As if a concussion wasn’t enough to dampen my June, my beautiful cat, Moby, the feline love of my life, was killed on Saturday, June 23, 2012 by a careless driver. They say what doesn’t kill us makes us stronger. By that reckoning, I should be freakin’ MIGHTY by now.
Now, here is a bizarre story.
I didn’t even know Moby was dead until Monday. I let him out, as usual, on Friday evening when I went out to the barn to do my evening chores. He was never the kind of cat you could keep inside if he didn’t want to be there. He had come to me as a “feral” tom — just showed up on my doorstep one day and stayed. He looked just like my grandmother’s cat, Mister, a cat I grew up with as a child. As you can see from the picture, he was that gorgeous gunmetal grey color characteristic of the Russian Blue. And those green eyes! I was smitten, even though he was terribly underweight and had that bad habit of intact male cats: spraying. He also attacked and terrorized my other two cats, but his disposition toward humans, and me in particular, was such that I wanted to make it work — and once I had him neutered and taught him a few manners regarding the other cats and the rabbit, it did. But I digress.
I had to take a ride to Herkimer, an hour away, to get a special feed for my horse, Alf. So I left on Saturday around 11:30 a.m. I ate lunch in Herkimer, and got back home with the feed about 3 p.m. I had noticed that Moby wasn’t waiting outside the door like he usually is in the morning, but he has been known to do that occasionally, so I wasn’t too worried.
When Sunday rolled around and he still wasn’t home, I was concerned. Still, there was a time he had been missing for 5 days and had come home smelling greasy, like he’d been locked in a mechanic’s garage. After that, every time I let him out the door, I would tease him with, “Don’t forget where you live.” For six years, I have been saying that to him. I was hoping now that something like the garage incident had happened again, but deep in my heart, I was scared.
By Monday morning, I was frantic. I awakened knowing that something terrible had happened. To make a long story short, some investigation around the neighborhood turned up his body. My friends went knocking on doors. As well as I can piece it together, this is what happened:
I left for Herkimer. Sometime between the time I left and the time I returned, Moby was on his way home from across the street and got hit and killed by someone who didn’t even stop. Now, this was a 20 pound cat. There’s no way anyone could have mistaken him for a bump in the road. My neighbor across the street picked him up out of the road so his kids wouldn’t see the cat and be upset (since they just lost their little dog to the same road the week before). He placed Moby’s body back in the woods behind his house — something I am grateful for, actually. Because he did that (instead of calling the town to pick him up or throwing him in the trash), I was able to recover his body and bring him home. And even though it kept Moby’s death from me for two days, it also kept his body from being further damaged by other vehicles. (One should be grateful for whatever one can.) We buried him in the garden with honor and a ceremony befitting a great spirit.
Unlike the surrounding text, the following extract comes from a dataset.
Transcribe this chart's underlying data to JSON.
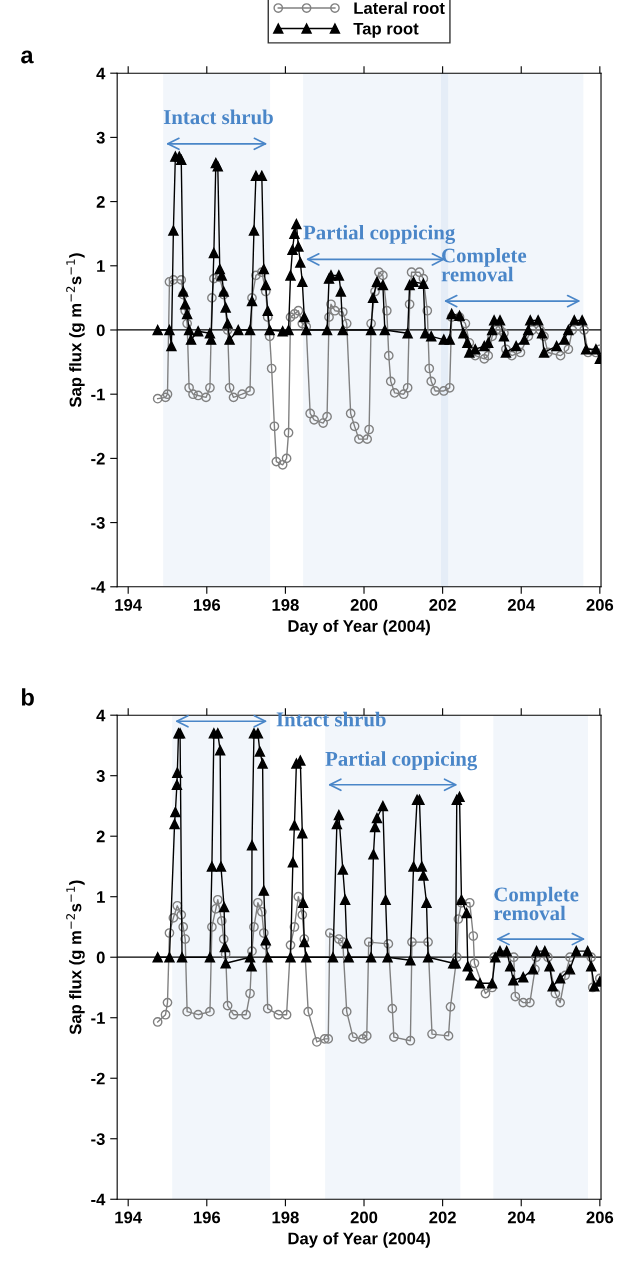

It used to give me such great joy every day just to see him, and I marveled at being so loved by this wonderful cat. He followed me from room to room like a puppy…always had to be wherever I was. He was amazingly kind to small children, forgiving every pulled tail and unintentional indignity they showered upon him. Everyone who knew him, loved him.
I still see him everywhere, in my mind’s eye…by the kitchen counter, where he used to beg for dog food alongside Connor, in the bay window where he loved to wait for me to come home, in the garden nibbling the catnip, sleeping curled up in this chair or that one, flopping in front of me to get his belly rubbed, running joyfully across the yard to join me as I came in from the barn…there is no place on my farm that doesn’t remind me of Moby. I can’t stop crying. I can’t stop feeling like I have been sucker-punched in the gut by the universe. Repeatedly.
I know Moby was a free spirit on his own life path, making his own choices. I am grateful that our paths crossed for a time, but that time was far too brief, and the end so very unexpected. He was road-savvy. He was terrified of cars. And there is a stop sign quite near to where he was killed, so speed wasn’t (or should not have been) an issue. It doesn’t make sense — which leaves me with thoughts about humans behind the wheel of a car that are just too horrible to contemplate.
I will miss him forever. I maintain the hope of my faith that maybe he’ll decide to return to me someday, and that comforts me a bit. But right now, my loss is deep, and my heart is shattered.